How Do You Know When You’ve Tested Enough in Engine Calibration?

Author: Simon Daigneault, Product Marketing Engineer, Monolith

Read Time: 7 mins

How Do You Know When You’ve Tested Enough in Engine Calibration? 

In 2025, we worked on close to a hundred AI projects and proposals across automotive, aerospace, motorsport, and battery development. This included work with global OEMs such as Nissan, advanced aerospace programmes at Vertical Aerospace, and high-performance racing teams including JOTA Sport and PREMA Racing.

Late in a calibration programme, there’s often a moment where the data looks stable. Torque targets are met. Emissions are compliant. Fuel consumption is competitive. The engine behaves consistently across the key operating points. The current map feels strong. 

At that point, the discussion usually shifts from finding improvements to confirming the result. Someone suggests sweeping ±2° spark around the current best region. Another proposes trying a slightly richer lambda. A neighbouring boost plateau gets tested “just to check.” 

These tests are rarely driven by an expectation of improvement. They’re driven by a need for confidence. No one wants to be in a review meeting explaining why a potential improvement wasn’t explored. So the additional runs are scheduled. 

They typically come back slightly worse, or statistically indistinguishable within repeatability limits. The original calibration remains the best. And now there is evidence to support that position. 

This pattern is common. It feels responsible and thorough. It is also where diminishing returns begin to accumulate. 

 

 


From Exploration to Confirmation 

Early-stage calibration is characterised by clear gradients. Parameter changes produce visible shifts in torque, efficiency, combustion stability, or emissions. The relationship between cause and effect is strong enough that progress is easy to recognise. 

As the programme matures, that changes. Improvements become smaller. Trade-offs between competing objectives become tighter. Measurement variability becomes a larger fraction of the observed delta. Late-stage work becomes less about discovering large gains and more about balancing constraints. 

At that point, the objective subtly shifts. Instead of asking, “What improves performance?” the team begins asking, “Have we checked everything that could reasonably be better?” 

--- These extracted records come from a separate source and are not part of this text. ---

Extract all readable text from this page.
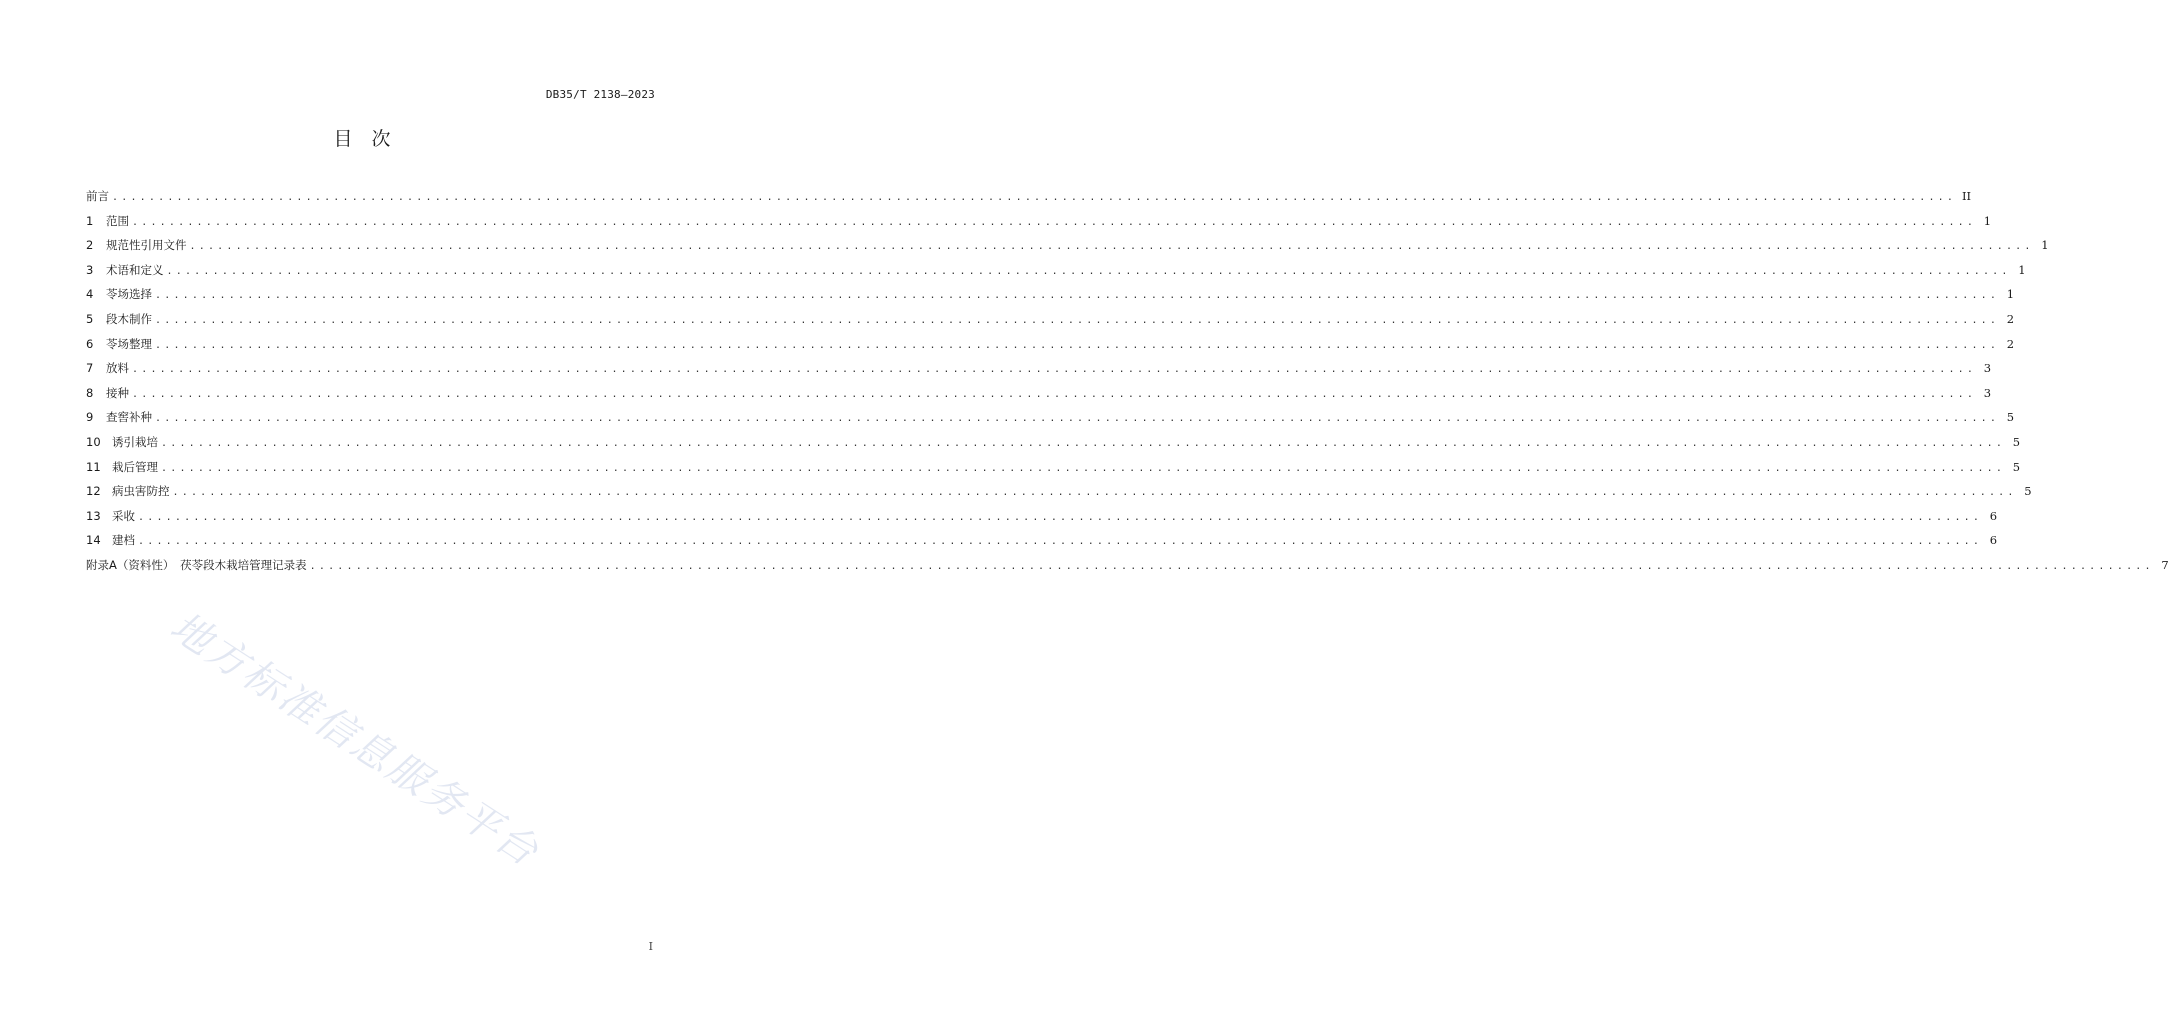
DB35/T 2138—2023
目　次
前言 ........................................................................................................................................................................................................ II
1	范围 ........................................................................................................................................................................................................ 1
2	规范性引用文件 ........................................................................................................................................................................................................ 1
3	术语和定义 ........................................................................................................................................................................................................ 1
4	苓场选择 ........................................................................................................................................................................................................ 1
5	段木制作 ........................................................................................................................................................................................................ 2
6	苓场整理 ........................................................................................................................................................................................................ 2
7	放料 ........................................................................................................................................................................................................ 3
8	接种 ........................................................................................................................................................................................................ 3
9	查窖补种 ........................................................................................................................................................................................................ 5
10 诱引栽培 ........................................................................................................................................................................................................ 5
11 栽后管理 ........................................................................................................................................................................................................ 5
12 病虫害防控 ........................................................................................................................................................................................................ 5
13 采收 ........................................................................................................................................................................................................ 6
14 建档 ........................................................................................................................................................................................................ 6
附录A（资料性）　茯苓段木栽培管理记录表 ........................................................................................................................................................................................................ 7
地方标准信息服务平台
I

This shift is understandable. Calibration decisions have consequences. A small change in spark or lambda can affect knock margin, exhaust temperatures, or aftertreatment behaviour in ways that only become visible under certain conditions. The cost of missing a better solution feels significant. 

Without a structured way to quantify how much opportunity remains, the natural response is to continue testing. 

 


The Role of Noise and Repeatability 

One of the challenges in late-stage calibration is that engines are not perfectly deterministic systems. Even in controlled dyno environments, there are sources of variability: thermal state, intake conditions, fuel variation, sensor drift, transient effects, and cycle-to-cycle combustion differences. 

As improvements become smaller, they approach the repeatability limits of the test environment. A 0.2–0.3% shift in BSFC may be meaningful, but it may also sit close to the measurement floor. When deltas are of the same order as noise, interpreting results becomes less straightforward. 

This creates ambiguity. A new test that appears marginally worse may simply reflect variability. A test that appears marginally better may not be statistically significant. To reduce uncertainty, more runs are added. This often takes the form of local sweeps around the current best point. 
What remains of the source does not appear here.